Researchers at the University of Lorraine in France have been working on new methods of creating powdered alloys.
The problem being solved is that today’s commercial 3D printers have a severely restricted set of printing materials. Meanwhile, the rest of the manufacturing world has an enormous selection of materials with properties to match almost any set of requirements. The issue is how to make new 3D printing materials that offer additional properties.
The researchers discovered the introduction of complex metal alloys (CMA’s) in a powder-based 3D printing process could provide advantages, particularly when the CMAs were quasicrystals. Wait, what’s a “quasicrystal”? They explain:
CMAs are defined as intermetallic compounds with large unit cells, containing several tens up to several thousands of atoms. Inside the unit cell, atoms usually form geometrical cluster units of high symmetry, for example icosahedral (five-fold symmetry) or decagonal (ten-fold symmetry) clusters. These clusters are interconnected by so-called glue atoms to develop a 3D structure. There has been a renewed interest in such complex compounds since the discovery of quasicrystals (QCs) by Dan Shechtman in 1982. QCs can be viewed as the ultimate degree of complexity in CMAs, with a unit cell of infinite dimension and the loss of the translational invariance characterizing conventional crystals.
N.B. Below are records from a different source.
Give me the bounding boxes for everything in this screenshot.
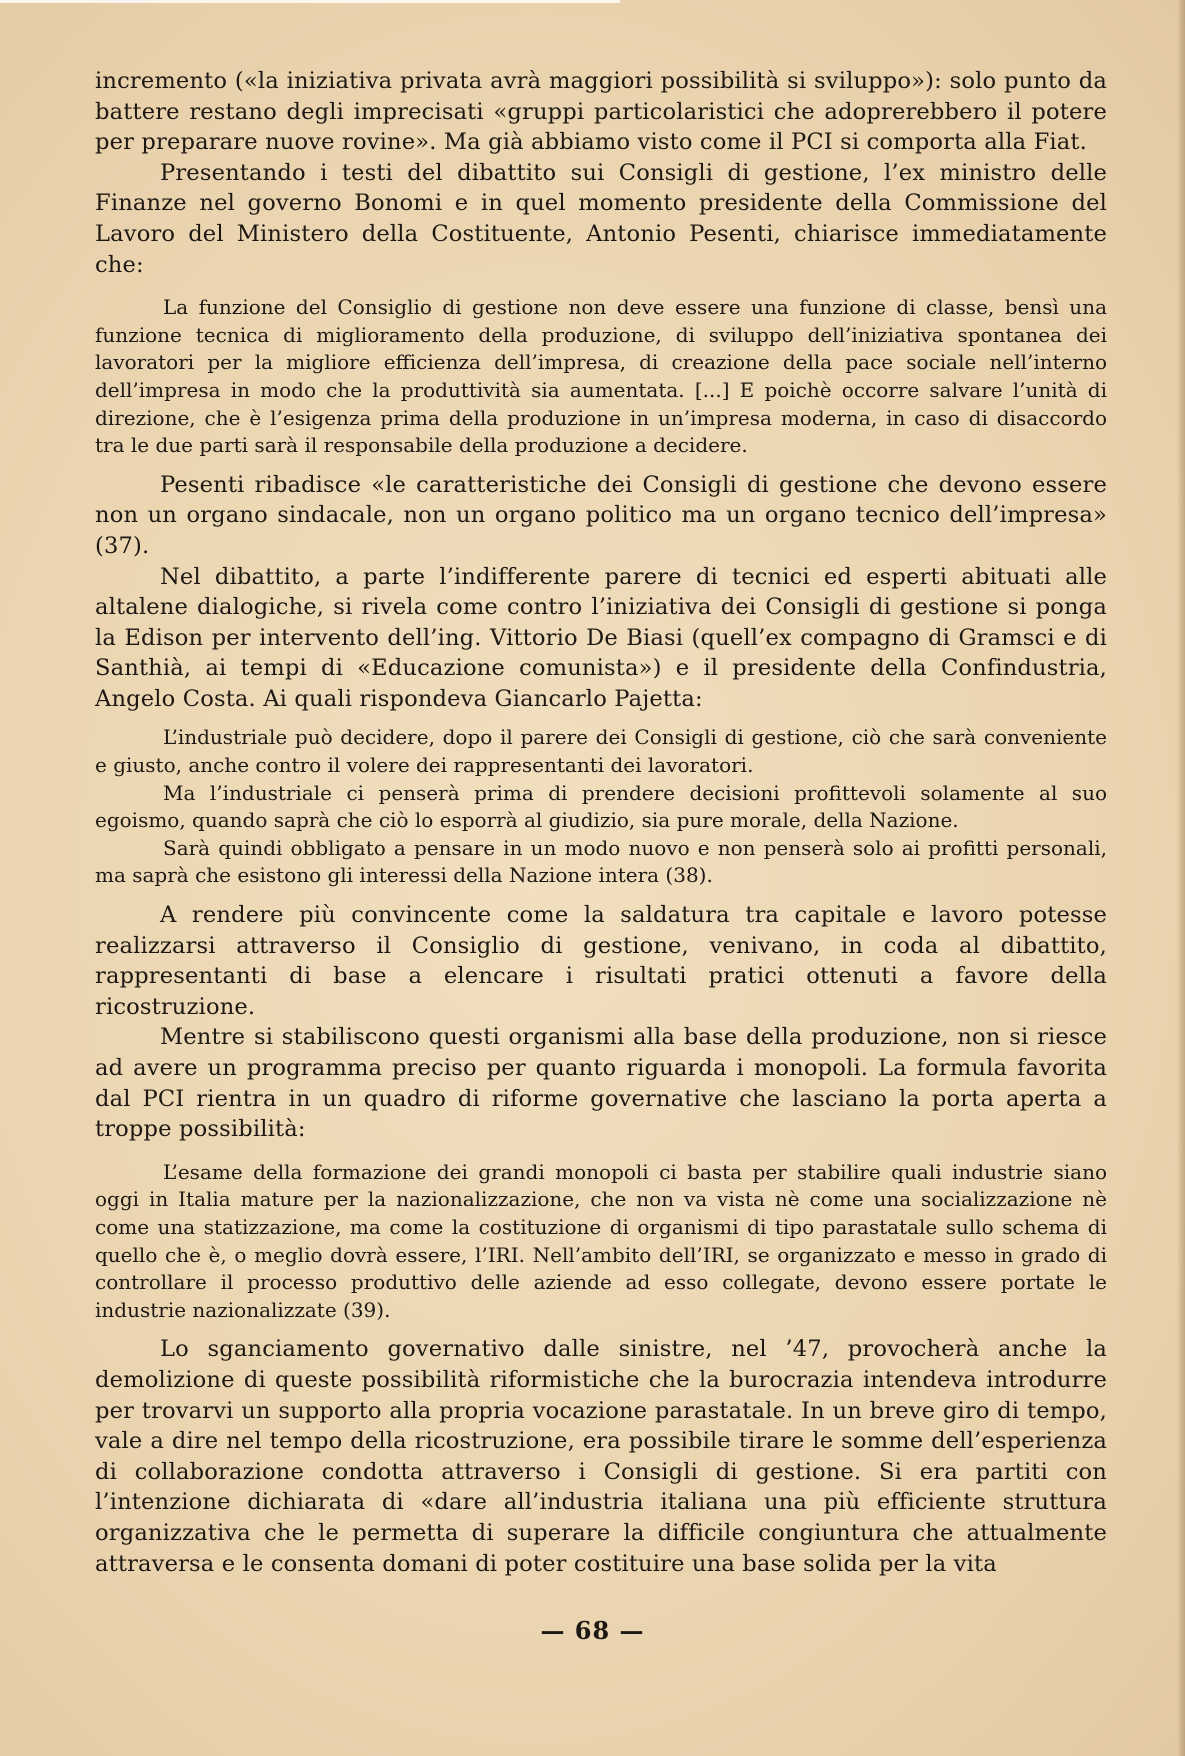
block-quote: L’industriale può decidere, dopo il parere dei Consigli di gestione, ciò che sarà conveniente e giusto, anche contro il volere dei rappresentanti dei lavoratori. bbox=[95, 725, 1107, 778]
body-paragraph: Mentre si stabiliscono questi organismi alla base della produzione, non si riesce ad avere un programma preciso per quanto riguarda i monopoli. La formula favorita dal PCI rientra in un quadro di riforme governative che lasciano la porta aperta a troppe possibilità: bbox=[95, 1024, 1107, 1143]
body-paragraph: Nel dibattito, a parte l’indifferente parere di tecnici ed esperti abituati alle altalene dialogiche, si rivela come contro l’iniziativa dei Consigli di gestione si ponga la Edison per intervento dell’ing. Vittorio De Biasi (quell’ex compagno di Gramsci e di Santhià, ai tempi di «Educazione comunista») e il presidente della Confindustria, Angelo Costa. Ai quali rispondeva Giancarlo Pajetta: bbox=[95, 563, 1107, 712]
body-paragraph: incremento («la iniziativa privata avrà maggiori possibilità si sviluppo»): solo punto da battere restano degli imprecisati «gruppi particolaristici che adoprerebbero il potere per preparare nuove rovine». Ma già abbiamo visto come il PCI si comporta alla Fiat. bbox=[95, 68, 1107, 156]
block-quote: Sarà quindi obbligato a pensare in un modo nuovo e non penserà solo ai profitti personali, ma saprà che esistono gli interessi della Nazione intera (38). bbox=[95, 835, 1107, 888]
body-paragraph: Pesenti ribadisce «le caratteristiche dei Consigli di gestione che devono essere non un organo sindacale, non un organo politico ma un organo tecnico dell’impresa» (37). bbox=[95, 471, 1107, 559]
body-paragraph: Presentando i testi del dibattito sui Consigli di gestione, l’ex ministro delle Finanze nel governo Bonomi e in quel momento presidente della Commissione del Lavoro del Ministero della Costituente, Antonio Pesenti, chiarisce immediatamente che: bbox=[95, 159, 1107, 278]
page-number: — 68 — bbox=[540, 1616, 645, 1645]
block-quote: La funzione del Consiglio di gestione non deve essere una funzione di classe, bensì una funzione tecnica di miglioramento della produzione, di sviluppo dell’iniziativa spontanea dei lavoratori per la migliore efficienza dell’impresa, di creazione della pace sociale nell’interno dell’impresa in modo che la produttività sia aumentata. [...] E poichè occorre salvare l’unità di direzione, che è l’esigenza prima della produzione in un’impresa moderna, in caso di disaccordo tra le due parti sarà il responsabile della produzione a decidere. bbox=[95, 295, 1107, 458]
body-paragraph: A rendere più convincente come la saldatura tra capitale e lavoro potesse realizzarsi attraverso il Consiglio di gestione, venivano, in coda al dibattito, rappresentanti di base a elencare i risultati pratici ottenuti a favore della ricostruzione. bbox=[95, 902, 1107, 1020]
block-quote: L’esame della formazione dei grandi monopoli ci basta per stabilire quali industrie siano oggi in Italia mature per la nazionalizzazione, che non va vista nè come una socializzazione nè come una statizzazione, ma come la costituzione di organismi di tipo parastatale sullo schema di quello che è, o meglio dovrà essere, l’IRI. Nell’ambito dell’IRI, se organizzato e messo in grado di controllare il processo produttivo delle aziende ad esso collegate, devono essere portate le industrie nazionalizzate (39). bbox=[95, 1159, 1107, 1322]
body-paragraph: Lo sganciamento governativo dalle sinistre, nel ’47, provocherà anche la demolizione di queste possibilità riformistiche che la burocrazia intendeva introdurre per trovarvi un supporto alla propria vocazione parastatale. In un breve giro di tempo, vale a dire nel tempo della ricostruzione, era possibile tirare le somme dell’esperienza di collaborazione condotta attraverso i Consigli di gestione. Si era partiti con l’intenzione dichiarata di «dare all’industria italiana una più efficiente struttura organizzativa che le permetta di superare la difficile congiuntura che attualmente attraversa e le consenta domani di poter costituire una base solida per la vita bbox=[95, 1336, 1107, 1577]
scan-edge bbox=[0, 0, 620, 3]
page-edge-shadow bbox=[1177, 0, 1185, 1756]
block-quote: Ma l’industriale ci penserà prima di prendere decisioni profittevoli solamente al suo egoismo, quando saprà che ciò lo esporrà al giudizio, sia pure morale, della Nazione. bbox=[95, 780, 1107, 833]
page-body bbox=[95, 66, 1107, 1579]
Ok. But how does it work? Basically they use a two-stage process involving 3D printing a porous object and then infusing it with a second material. They’ve discovered, for example, they can reduce the density of a print by printing a polymer-QC porous mix and then infusing it with a standard alloy.
That’s not all. There were additional experiments performed using QCs to produce materials that reduce friction, reduce wear and provide greater sealing capability. There’s far more in their paper than we can comment on here, so we recommend checking it out at the link below.
We’re interested in this because we believe the future of industrial 3D printing will largely focus around innovations in materials. Objects can be printed today - but can they be made in the correct materials for the application?